OverSampling - HALF_DUPLEX mode with reduced range

[gioblu]

Ciao! It's a while I am trying to fix this issue locally, but seems this is harder than expected. I am trying to enable HALF_DUPLEX mode with a couple of cheap ASK/FSK 315/433 modules. After various tests seems the receiver is saturated by the transmitter, so its sensitivity is lowered, and the sync ACK can not be received correctly at far distances, SRX885 in particular has a CS pin that should be set HIGH to receive data and LOW to set the module in sleep mode. I considered possible to solve the issue making the receiver sleep while transmitting and making it awake to get the acknowledge after transmission. I tried to extend the OverSampling strategy with a setter: set_cs_pin to pass the pin, and modified the codebase to set its state where necessary:

    /* Send a string: */

    void send_string(uint8_t *string, uint8_t length) {
      if(_cs_pin != NOT_ASSIGNED)
        pullDownFast(_cs_pin);
     // If CS pin is set make receiver sleep
      for(uint8_t b = 0; b < length; b++)
        send_byte(string[b]);
    };

  uint16_t receive_byte() {
      pullDownFast(_input_pin);

      if(_output_pin != NOT_ASSIGNED && _output_pin != _input_pin)
        pullDownFast(_output_pin);
      // If CS pin is defined set it HIGH wake up the receiver
      if(_cs_pin != NOT_ASSIGNED) {
        pinModeFast(_cs_pin, OUTPUT);
        digitalWriteFast(_cs_pin, HIGH);
      }

      float value = 0.5;
      unsigned long time = micros();
      /* Update pin value until the pin stops to be HIGH or passed more time than
         BIT_SPACER duration */
      while(((uint32_t)(micros() - time) < _OS_BIT_SPACER) && digitalReadFast(_input_pin))
        value = (value * 0.999)  + (digitalReadFast(_input_pin) * 0.001);
      /* Save how much time passed */
      time = micros();
      /* If pin value is in average more than 0.5, is a 1, and if is more than
         ACCEPTANCE (a minimum HIGH duration) and what is coming after is a LOW bit
         probably a byte is coming so try to receive it. */
      if(value > 0.5) {
        value = 0.5;
        while((uint32_t)(micros() - time) < _OS_BIT_WIDTH)
          value = (value * 0.999)  + (digitalReadFast(_input_pin) * 0.001);
        if(value < 0.5) return read_byte();
      }
      return FAIL;
    };

But I have the same negative results also sending more than one ACK.
Is there someone with some experience with those modules or with a good SDR ready to help :) ?

[gioblu]

Here some pictures from oscilloscope:

The signal shown is the device 1 rx pin reading
You can see on left the packet transmitted by device 2 correctly received.
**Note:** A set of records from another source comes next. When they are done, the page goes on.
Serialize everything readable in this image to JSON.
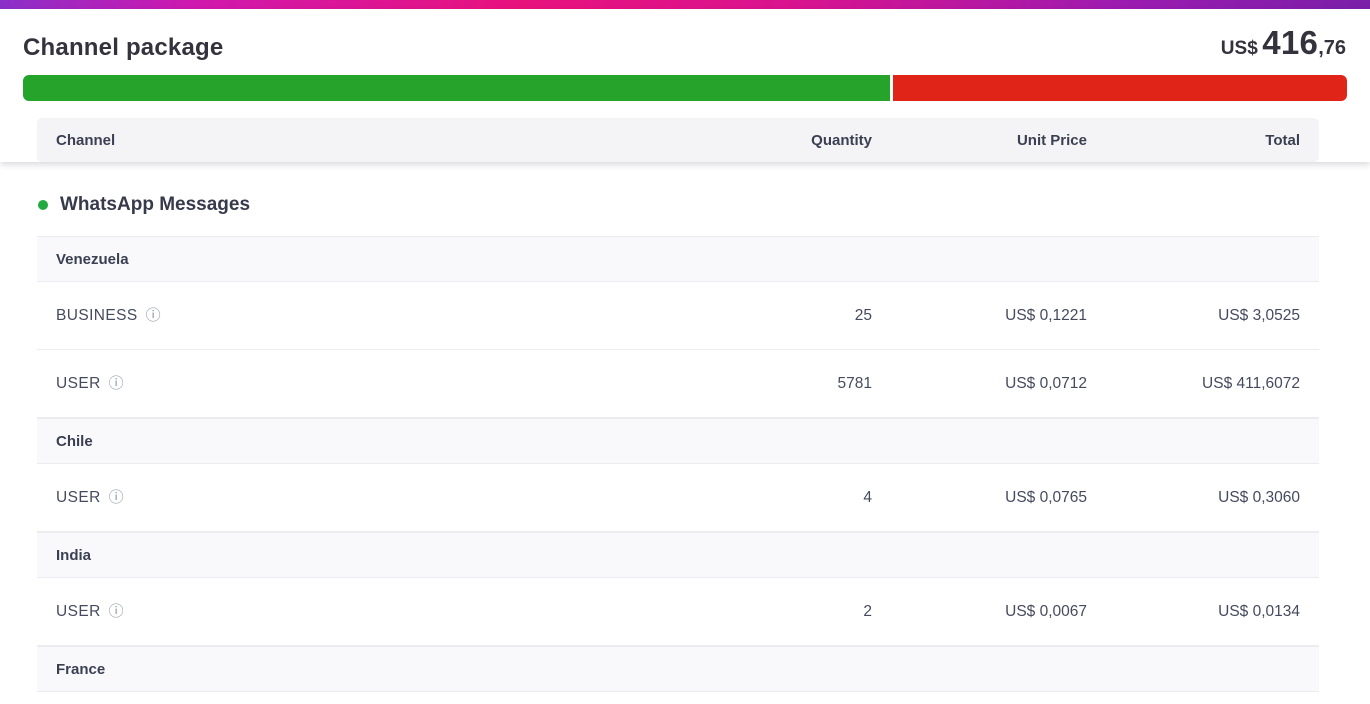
{
  "header": {
    "title": "Channel package",
    "total_currency": "US$",
    "total_main": "416",
    "total_decimal": ",76"
  },
  "progress": {
    "used_pct": 65.7,
    "used_color": "#26a32b",
    "over_color": "#e02417"
  },
  "icons": {
    "info": "ⓘ"
  },
  "section": {
    "label": "WhatsApp Messages",
    "dot_color": "#22a93f"
  },
  "table": {
    "columns": {
      "channel": "Channel",
      "quantity": "Quantity",
      "unit_price": "Unit Price",
      "total": "Total"
    },
    "groups": [
      {
        "country": "Venezuela",
        "rows": [
          {
            "channel": "BUSINESS",
            "quantity": "25",
            "unit_price": "US$ 0,1221",
            "total": "US$ 3,0525"
          },
          {
            "channel": "USER",
            "quantity": "5781",
            "unit_price": "US$ 0,0712",
            "total": "US$ 411,6072"
          }
        ]
      },
      {
        "country": "Chile",
        "rows": [
          {
            "channel": "USER",
            "quantity": "4",
            "unit_price": "US$ 0,0765",
            "total": "US$ 0,3060"
          }
        ]
      },
      {
        "country": "India",
        "rows": [
          {
            "channel": "USER",
            "quantity": "2",
            "unit_price": "US$ 0,0067",
            "total": "US$ 0,0134"
          }
        ]
      },
      {
        "country": "France",
        "rows": []
      }
    ]
  }
}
Immediately after the packet it is seen the synchronous acknowledge transmitted by device 1, that is heard back by its own receiver.

What is seems happening is that the transmitter of device 1 is saturating or blinding its receiver sensitivity because of its antenna vicinity. After this it occurs always 80 milliseconds of total silence and no background noise and an unwanted high bit followed by noise and channel back to stable state.

It seems that an ack or a packet it is much more difficult to be received if arrives in the 80 milliseconds timeframe following a transmission of the local device transmitter (blinding its own receiver).

What it seems occurring, is that the receiver's chip is highering the gain, getting only 0s, until passing the background noise threshold (the unwanted bit). After this process reception can occur properly.

So I am working adding the necessary delay to avoid the repection loss in this timeframe.
The picture below shows a packet transmitted by device 2, that transitioning to ackwnoledge reception, waits for 100 milliseconds, and then tries to receive it (so enough after the unwanted bit interference) and on the other side, device 1 delays for 100 milliseconds before transmitting ack to let device 2 to reach back a proper gain.

Initial tests implementing this mechanism seems to prove the hypotesis exposed above:

• Hugely extended range
• Few duplicated transmissions

[gioblu]

Issue finally fixed:

This is a picture of an HALF_DUPLEX packet exchange, with the use of the asynchronous acknowledgment.

There is a reduction in bandwidth because SRX882 needs around 100 milliseconds to set back its gain after transmission if used in HALF_DUPLEX mode, but maximum range seems with initial tests the same obtained in SIMPLEX so 250 meters in urban environment with no line of sight or around 5 kilometers in line of sight.